The search engine algorithm also appears to alter this penalty based upon content type.  If you are talking about “Tiger Woods” then Google will expect to see a few repetitions of “golf” and maybe a few other topical keywords besides!

The point is that it appears that the algorithm is adaptive to content and context.

Interesting.

While this isn’t science fiction standard artificial intelligence, it is certainly heading down that road.  When a sci-fi hero speaks to his voice activated computer and asks for information the results are generally exactly what he wants, even if the context in which the question was asked is ambiguous.

Perhaps the first artificial intelligence really will be a search engine and not an insurance actuarial computer or something similar.
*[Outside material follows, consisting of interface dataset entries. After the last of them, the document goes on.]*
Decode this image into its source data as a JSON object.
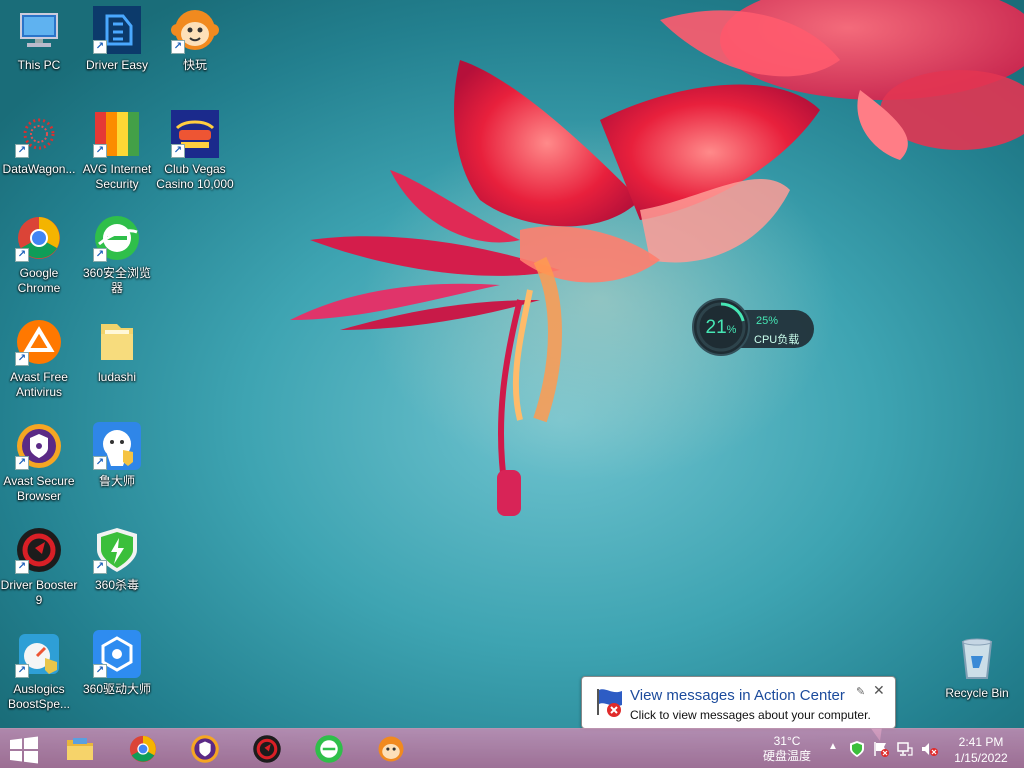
{
  "desktop": {
    "icons": [
      {
        "label": "This PC",
        "icon": "this-pc-icon"
      },
      {
        "label": "Driver Easy",
        "icon": "driver-easy-icon"
      },
      {
        "label": "快玩",
        "icon": "kuaiwan-monkey-icon"
      },
      {
        "label": "DataWagon...",
        "icon": "datawagon-icon"
      },
      {
        "label": "AVG Internet Security",
        "icon": "avg-icon"
      },
      {
        "label": "Club Vegas Casino 10,000",
        "icon": "club-vegas-icon"
      },
      {
        "label": "Google Chrome",
        "icon": "chrome-icon"
      },
      {
        "label": "360安全浏览器",
        "icon": "360-browser-icon"
      },
      {
        "label": "Avast Free Antivirus",
        "icon": "avast-icon"
      },
      {
        "label": "ludashi",
        "icon": "folder-icon"
      },
      {
        "label": "Avast Secure Browser",
        "icon": "avast-browser-icon"
      },
      {
        "label": "鲁大师",
        "icon": "ludashi-icon"
      },
      {
        "label": "Driver Booster 9",
        "icon": "driver-booster-icon"
      },
      {
        "label": "360杀毒",
        "icon": "360-antivirus-icon"
      },
      {
        "label": "Auslogics BoostSpe...",
        "icon": "auslogics-icon"
      },
      {
        "label": "360驱动大师",
        "icon": "360-driver-icon"
      }
    ],
    "recycle_bin": {
      "label": "Recycle Bin",
      "icon": "recycle-bin-icon"
    },
    "cpu_widget": {
      "value": "21",
      "unit": "%",
      "load_percent": "25%",
      "load_label": "CPU负载"
    }
  },
  "notification": {
    "title": "View messages in Action Center",
    "text": "Click to view messages about your computer.",
    "close": "✕",
    "pin": "✎"
  },
  "taskbar": {
    "apps": [
      "file-explorer-icon",
      "chrome-icon",
      "avast-browser-icon",
      "driver-booster-icon",
      "360-browser-icon",
      "kuaiwan-monkey-icon"
    ],
    "tray": {
      "temp": "31°C",
      "temp_label": "硬盘温度",
      "show_hidden": "▲",
      "time": "2:41 PM",
      "date": "1/15/2022"
    }
  },
  "colors": {
    "accent": "#46e6b4",
    "taskbar": "#b57ea0"
  }
}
If it is a search engine I just hope it doesn’t get caught watching porn or downloading warez while it should be working!

Anyway, I said that keywords are dead.  What brought them back to life?

Well again it seems that topicality of a search is determined by: Uri, directory (if used) and then html page title.  So www.spamsite.com (hopefully not a real website) will always have topicality if someone is searches for “spam site” with big G.  So now we see a rash of “niche” sites abusing trademarks of well known companies in order to gain traffic.

Optimising a Webpage for Relevance (Long Live Keywords!)

The best option for ranking purposes seems to be to include your keyword in the url of the site, in a local directory if necessary and then in the html page title.  Additionally this keyword should be in the H1 heading and possibly also used in h2 and h3’s if they exist also.

For example:  http://spamsite.com/spamsite/spamsite.html

The “spamsite.html” document would be of the form

<h1>spamsite main title</h1>

<h2>spamsite secondary title 1</h2>

<h3>Spamsite additional information 1.1</h3>

<h3>Spamsite additional information 1.2</h3>

<h3>Spamsite additional information 1.3</h3>

<h2>spamsite secondary title 2</h2>

<h3>Spamsite additional information 2.1</h3>

What amuses me about learning all this over recent weeks is that this “technique” for SEO, so successfully employed by websites with nothing useful to say, is that it is also the defacto standard for referencing academic documents via html and I am pretty sure it was part of a web standards document released by http://w3.org some time ago.

Of course there are other factors involved in determining where a particular page comes in the results of a search such as authority, age of the site, age of links and so on.  I don’t pretend to know it all about these subjects, but the sheer irony of guys with almost nothing to say earning a living by bucking the system and mimicking academic style was just too good to pass over.

If we do eventually develop a science fiction style super-intelligence; when we ask it a question will it just repeat keywords to us in answer?